Berita
Gibah Menurut Islam
Permasalahan akhlak buruk masyarakat Islam yang sering ditemui dan telah menjamur dalam kehidupan sehari-hari mereka, salah satunya adalah gibah atau menggunjing.
Apa itu gibah? Seberapa haram dan berdosakah gibah? Lalu adakah pengecualian-pengecualian yang memungkinkan kita bisa menggibah?
Gibah adalah membicarakan keburukan-keburukan orang lain di belakang orang tersebut dalam bentuk sesuatu yang dilarang oleh akal dan syariat. Atau dengan kata lain, tidak ada dalil untuk membenarkan hal tersebut.[1]
Adapun definisi lain gibah ialah membicarakan sesuatu di belakang (menggunjing) seseorang, yang apabila orang itu mendengarnya maka ia akan sakit hati atau tidak senang.
Dalam Alquran, surah al-Hujurat, ayat 12, Allah berfirman, “Hai orang-orang yang beriman, jauhilah kebanyakan buruk-sangka (kecurigaan), karena sebagian dari buruk-sangka itu dosa. Dan janganlah mencari-cari keburukan orang dan janganlah menggunjing satu sama lain. Adakah seorang di antara kamu yang suka memakan daging saudaranya yang sudah mati? Maka tentulah kamu merasa jijik kepadanya. Dan bertakwalah kepada Allah. Sesungguhnya Allah Maha Penerima Taubat lagi Maha Penyayang.”
Dengan ayat ini, Islam melarang seseorang untuk berburuk sangka kepada orang lain, mencari-cari keburukan orang lain, dan menggunjing atau membicarakan keburukan orang lain.
Dari sini kita menyadari bahwa menggunjing adalah akhlak buruk yang dilarang oleh Islam, bahkan Allah SWT menyamakan mereka yang menggunjing dengan orang yang memakan daging saudaranya sendiri. Begitu sangat tak layak dibayangkan dan sangat menjijikkan bukan?
Lalu seberapa haramnya menggunjing?
Jabir bin Abdullah meriwayatkan dari Rasul saw yang bersabda, “Jauhilah menggunjing orang lain, karena menggunjing orang lain lebih buruk daripada berzina.” Setelah itu beliau bersabda, “Karena (ketika) seorang insan berzina dan ia bertaubat maka Allah SWT menerima taubatnya. Namun untuk orang yang menggunjing, Allah SWT tidak akan mengampuni dosanya sehingga ia meminta keridhaan dari orang yang telah ia gunjinggkan.”[2]

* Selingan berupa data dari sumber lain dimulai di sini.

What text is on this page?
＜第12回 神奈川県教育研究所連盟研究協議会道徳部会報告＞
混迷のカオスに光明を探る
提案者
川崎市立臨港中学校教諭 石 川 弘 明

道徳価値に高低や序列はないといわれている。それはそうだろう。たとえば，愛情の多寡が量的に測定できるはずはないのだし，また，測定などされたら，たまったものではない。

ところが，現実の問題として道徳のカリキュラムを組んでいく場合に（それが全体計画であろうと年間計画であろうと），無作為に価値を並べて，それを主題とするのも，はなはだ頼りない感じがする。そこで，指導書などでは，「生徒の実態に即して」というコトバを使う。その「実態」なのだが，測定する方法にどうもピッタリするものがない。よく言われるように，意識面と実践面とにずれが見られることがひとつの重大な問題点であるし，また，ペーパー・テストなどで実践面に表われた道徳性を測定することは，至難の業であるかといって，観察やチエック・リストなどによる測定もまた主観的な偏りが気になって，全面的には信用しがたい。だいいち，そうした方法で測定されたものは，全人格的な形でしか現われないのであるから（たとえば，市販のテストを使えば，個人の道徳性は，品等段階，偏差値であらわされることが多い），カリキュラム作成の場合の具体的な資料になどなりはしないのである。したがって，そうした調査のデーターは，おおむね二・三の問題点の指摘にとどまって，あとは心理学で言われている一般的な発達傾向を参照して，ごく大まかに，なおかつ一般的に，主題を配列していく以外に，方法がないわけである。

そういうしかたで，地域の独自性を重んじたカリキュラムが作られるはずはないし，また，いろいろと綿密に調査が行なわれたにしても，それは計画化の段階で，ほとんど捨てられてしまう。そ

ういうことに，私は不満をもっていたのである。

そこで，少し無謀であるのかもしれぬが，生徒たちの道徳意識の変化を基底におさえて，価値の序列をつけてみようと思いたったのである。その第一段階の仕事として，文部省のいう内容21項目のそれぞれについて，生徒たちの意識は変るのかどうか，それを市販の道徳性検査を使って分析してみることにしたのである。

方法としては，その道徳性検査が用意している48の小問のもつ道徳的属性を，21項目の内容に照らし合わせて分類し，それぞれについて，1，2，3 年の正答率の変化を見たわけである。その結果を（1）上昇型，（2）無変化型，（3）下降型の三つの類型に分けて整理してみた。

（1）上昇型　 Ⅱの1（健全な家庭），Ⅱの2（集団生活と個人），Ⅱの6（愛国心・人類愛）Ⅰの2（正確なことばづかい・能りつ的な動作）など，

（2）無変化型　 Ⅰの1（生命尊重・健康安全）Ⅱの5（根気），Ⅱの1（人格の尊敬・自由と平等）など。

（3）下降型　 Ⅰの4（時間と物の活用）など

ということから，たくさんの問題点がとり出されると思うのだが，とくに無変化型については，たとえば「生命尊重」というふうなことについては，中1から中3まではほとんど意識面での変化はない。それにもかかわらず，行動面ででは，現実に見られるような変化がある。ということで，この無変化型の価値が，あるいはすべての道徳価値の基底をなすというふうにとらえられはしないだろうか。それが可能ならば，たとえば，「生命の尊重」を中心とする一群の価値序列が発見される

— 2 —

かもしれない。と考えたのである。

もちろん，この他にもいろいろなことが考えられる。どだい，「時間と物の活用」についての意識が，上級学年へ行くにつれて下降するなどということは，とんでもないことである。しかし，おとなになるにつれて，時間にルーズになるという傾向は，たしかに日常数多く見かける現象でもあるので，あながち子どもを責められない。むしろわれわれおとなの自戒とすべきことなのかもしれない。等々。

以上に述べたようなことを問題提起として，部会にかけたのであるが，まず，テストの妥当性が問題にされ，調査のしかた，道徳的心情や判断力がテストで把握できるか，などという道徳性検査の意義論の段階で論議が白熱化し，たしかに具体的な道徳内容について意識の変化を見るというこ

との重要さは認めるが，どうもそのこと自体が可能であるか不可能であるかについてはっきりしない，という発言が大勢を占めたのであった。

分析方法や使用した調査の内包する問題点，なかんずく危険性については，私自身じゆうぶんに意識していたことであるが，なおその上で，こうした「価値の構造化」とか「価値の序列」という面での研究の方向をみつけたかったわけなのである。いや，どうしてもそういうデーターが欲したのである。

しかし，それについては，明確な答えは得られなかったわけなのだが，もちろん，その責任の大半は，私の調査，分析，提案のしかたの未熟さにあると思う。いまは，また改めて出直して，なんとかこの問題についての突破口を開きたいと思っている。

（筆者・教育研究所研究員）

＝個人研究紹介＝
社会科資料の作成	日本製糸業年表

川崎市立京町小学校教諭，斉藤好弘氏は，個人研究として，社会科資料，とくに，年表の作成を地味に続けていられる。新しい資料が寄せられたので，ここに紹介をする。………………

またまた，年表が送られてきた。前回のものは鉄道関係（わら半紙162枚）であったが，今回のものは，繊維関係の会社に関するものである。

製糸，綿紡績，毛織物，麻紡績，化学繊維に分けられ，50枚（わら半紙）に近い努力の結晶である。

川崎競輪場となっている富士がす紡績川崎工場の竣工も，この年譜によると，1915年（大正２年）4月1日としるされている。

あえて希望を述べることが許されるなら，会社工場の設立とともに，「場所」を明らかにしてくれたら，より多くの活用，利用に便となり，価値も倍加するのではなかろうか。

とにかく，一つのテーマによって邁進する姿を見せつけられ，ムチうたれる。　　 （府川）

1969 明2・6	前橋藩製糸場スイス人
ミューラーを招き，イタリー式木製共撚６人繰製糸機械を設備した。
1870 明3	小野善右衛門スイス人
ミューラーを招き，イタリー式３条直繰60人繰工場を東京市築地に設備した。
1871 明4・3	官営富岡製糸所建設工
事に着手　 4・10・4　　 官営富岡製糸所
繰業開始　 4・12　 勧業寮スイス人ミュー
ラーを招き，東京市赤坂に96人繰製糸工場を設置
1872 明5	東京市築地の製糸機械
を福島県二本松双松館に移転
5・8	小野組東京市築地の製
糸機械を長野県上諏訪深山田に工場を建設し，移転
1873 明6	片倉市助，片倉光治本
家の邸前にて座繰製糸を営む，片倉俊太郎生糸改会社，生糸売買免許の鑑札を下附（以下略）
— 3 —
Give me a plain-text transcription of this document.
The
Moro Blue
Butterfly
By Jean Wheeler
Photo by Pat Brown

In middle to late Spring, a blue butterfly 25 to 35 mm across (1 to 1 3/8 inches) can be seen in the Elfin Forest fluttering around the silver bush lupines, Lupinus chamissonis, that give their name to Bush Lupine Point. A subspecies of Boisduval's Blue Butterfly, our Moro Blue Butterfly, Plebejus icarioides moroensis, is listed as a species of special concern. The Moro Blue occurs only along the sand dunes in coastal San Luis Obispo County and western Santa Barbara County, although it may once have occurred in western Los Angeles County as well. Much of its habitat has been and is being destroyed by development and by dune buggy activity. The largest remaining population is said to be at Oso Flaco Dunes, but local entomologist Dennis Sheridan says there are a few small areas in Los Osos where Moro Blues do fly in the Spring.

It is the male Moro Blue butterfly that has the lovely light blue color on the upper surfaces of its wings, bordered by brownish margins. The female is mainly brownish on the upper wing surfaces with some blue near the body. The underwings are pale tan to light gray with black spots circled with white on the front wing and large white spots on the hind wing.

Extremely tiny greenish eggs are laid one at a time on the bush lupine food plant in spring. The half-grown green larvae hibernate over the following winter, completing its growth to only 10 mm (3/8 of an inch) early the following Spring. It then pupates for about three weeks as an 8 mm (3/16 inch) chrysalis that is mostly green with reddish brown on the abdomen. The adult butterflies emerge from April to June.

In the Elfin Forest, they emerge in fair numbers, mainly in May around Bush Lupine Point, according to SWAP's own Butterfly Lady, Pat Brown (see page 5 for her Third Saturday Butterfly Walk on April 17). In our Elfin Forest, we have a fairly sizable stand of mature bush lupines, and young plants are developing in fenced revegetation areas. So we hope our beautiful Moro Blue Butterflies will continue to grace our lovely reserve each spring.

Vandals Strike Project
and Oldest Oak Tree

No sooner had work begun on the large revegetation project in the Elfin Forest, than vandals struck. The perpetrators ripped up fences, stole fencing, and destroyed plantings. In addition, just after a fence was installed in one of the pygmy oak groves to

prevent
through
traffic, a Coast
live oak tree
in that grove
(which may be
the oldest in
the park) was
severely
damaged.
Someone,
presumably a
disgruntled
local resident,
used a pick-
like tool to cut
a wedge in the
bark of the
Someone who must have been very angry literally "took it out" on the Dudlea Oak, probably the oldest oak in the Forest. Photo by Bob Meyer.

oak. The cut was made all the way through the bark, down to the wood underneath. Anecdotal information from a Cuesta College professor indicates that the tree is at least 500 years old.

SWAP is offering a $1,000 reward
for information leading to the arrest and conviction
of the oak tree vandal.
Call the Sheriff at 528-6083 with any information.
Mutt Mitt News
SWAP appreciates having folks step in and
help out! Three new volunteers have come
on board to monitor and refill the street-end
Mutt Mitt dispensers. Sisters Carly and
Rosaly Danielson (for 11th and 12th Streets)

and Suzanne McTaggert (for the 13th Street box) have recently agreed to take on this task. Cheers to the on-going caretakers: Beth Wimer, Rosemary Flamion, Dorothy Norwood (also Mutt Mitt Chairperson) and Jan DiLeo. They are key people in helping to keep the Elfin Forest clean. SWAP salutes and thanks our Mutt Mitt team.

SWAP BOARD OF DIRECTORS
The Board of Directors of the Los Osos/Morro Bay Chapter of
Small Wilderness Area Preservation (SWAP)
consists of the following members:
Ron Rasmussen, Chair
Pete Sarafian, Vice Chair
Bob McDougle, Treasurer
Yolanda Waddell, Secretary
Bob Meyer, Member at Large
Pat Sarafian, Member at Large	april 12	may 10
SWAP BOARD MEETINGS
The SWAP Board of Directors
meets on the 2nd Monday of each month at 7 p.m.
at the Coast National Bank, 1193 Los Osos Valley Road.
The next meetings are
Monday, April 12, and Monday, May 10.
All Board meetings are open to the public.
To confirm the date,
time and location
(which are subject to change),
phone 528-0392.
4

Ada sebuah kisah tentang menggunjing dari Imam Khomeini. Suatu hari Imam Khomeini mengumpulkan keluarganya dan bertanya kepada mereka, “Apakah kalian tahu seberapa haramnya menggibah?”
“Iya.”
“Apakah kalian tahu seberapa berdosanya bagi pembunuh yang sengaja membunuh orang lain?”
“Iya.”
Setelah itu beliau berkata, “Dosa menggibah lebih banyak.” [3]
Namun demikian, ada beberapa hal yang penting diketahui bahwa ada beberapa poin pengecualian tentang gibah, yaitu:
1) Ketika dalam keadaan bermusyawarah tentang pekerjaan, pernikahan, dan semacamnya.[4]
Misalnya ketika ada seseorang yang bertanya tentang orang yang ingin ia nikahi, maka dalam hal ini kita bisa mengungkapkan seperti apa dia dalam batasan tertentu (sekadar menjawab pertanyaannya saja).
2) Menggibah seseorang yang melakukan dosa secara terang-terangan.[5]
3) Menggibah seorang penguasa yang suka berbohong dan berbuat jahat.[6]
4) Menggibah ahli bid’ah.[7]
5) Menjelaskan aib seseorang ketika bersaksi dalam pengadilan. Itu pun dengan ukuran/kadar yang diperlukan.[8]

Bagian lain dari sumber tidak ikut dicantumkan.